The bottom line is: your AI client turns raw URLs into reliable, usable data structures without you needing to write any scraping code.

1. Subscribe to this MCP and enter your Diffbot Developer Token into your AI client.
2. Tell your agent the URL you want data from, along with what specific information you need (e.g., 'What is the price and SKU for this product?').
3. Your agent invokes the appropriate tool, and Diffbot returns a clean JSON object containing only the structured data.

## Frequently Asked Questions

**How does Diffbot MCP for AI Agents help with web scraping when I don't know the HTML structure?**
It doesn't matter if you know the code. The MCP uses advanced classification to understand what content is—whether it's a price, an article title, or a user comment. It gives you structured data automatically.
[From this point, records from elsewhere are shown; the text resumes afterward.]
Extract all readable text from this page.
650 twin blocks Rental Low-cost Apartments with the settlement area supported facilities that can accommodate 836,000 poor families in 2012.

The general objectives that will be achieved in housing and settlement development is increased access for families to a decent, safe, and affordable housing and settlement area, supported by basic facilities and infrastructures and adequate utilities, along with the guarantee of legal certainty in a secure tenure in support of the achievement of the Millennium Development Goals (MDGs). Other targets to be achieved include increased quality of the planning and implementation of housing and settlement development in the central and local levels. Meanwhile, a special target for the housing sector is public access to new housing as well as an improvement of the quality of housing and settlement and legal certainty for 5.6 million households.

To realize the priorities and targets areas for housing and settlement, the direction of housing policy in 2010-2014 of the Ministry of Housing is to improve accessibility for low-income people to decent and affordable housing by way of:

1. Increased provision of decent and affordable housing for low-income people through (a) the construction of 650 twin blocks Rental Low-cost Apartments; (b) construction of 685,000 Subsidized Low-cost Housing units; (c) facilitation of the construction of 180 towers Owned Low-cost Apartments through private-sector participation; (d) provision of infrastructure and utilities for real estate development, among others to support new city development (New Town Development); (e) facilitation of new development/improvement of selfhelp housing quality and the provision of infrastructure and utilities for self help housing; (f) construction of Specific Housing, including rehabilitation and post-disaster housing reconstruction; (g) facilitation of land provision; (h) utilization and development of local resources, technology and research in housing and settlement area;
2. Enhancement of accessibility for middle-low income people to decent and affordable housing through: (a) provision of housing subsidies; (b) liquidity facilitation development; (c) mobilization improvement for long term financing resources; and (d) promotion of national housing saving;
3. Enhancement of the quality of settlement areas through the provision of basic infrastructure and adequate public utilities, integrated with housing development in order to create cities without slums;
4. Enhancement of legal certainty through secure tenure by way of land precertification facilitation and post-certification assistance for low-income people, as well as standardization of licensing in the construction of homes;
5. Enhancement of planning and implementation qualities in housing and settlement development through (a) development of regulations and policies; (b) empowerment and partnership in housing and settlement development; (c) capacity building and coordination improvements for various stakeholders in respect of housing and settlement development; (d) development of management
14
**Can I use Diffbot MCP for AI Agents to track competitor pricing across multiple product pages?**
Yes. You can feed the agent a list of URLs and ask it to pull standardized fields like SKU, price, and brand mapping from every page into one report.

**Is Diffbot MCP for AI Agents better than just using my AI client's native web browsing feature?**
Yes. Native browsing gives you raw text; this MCP gives you machine-readable, structured JSON data. This means your agent can reliably use the data in subsequent steps without errors.

**What kind of websites can Diffbot MCP for AI Agents handle? Is it limited to news sites?**
It handles almost anything: e-commerce, job boards, academic articles, forum discussions, and even specialized directories. The tool adapts to the page type.

**I want to analyze customer reviews; what specific data can Diffbot MCP for AI Agents extract?**
It pulls out individual comments from discussion threads, allowing your agent to run automated sentiment scoring and group common feedback themes across thousands of entries.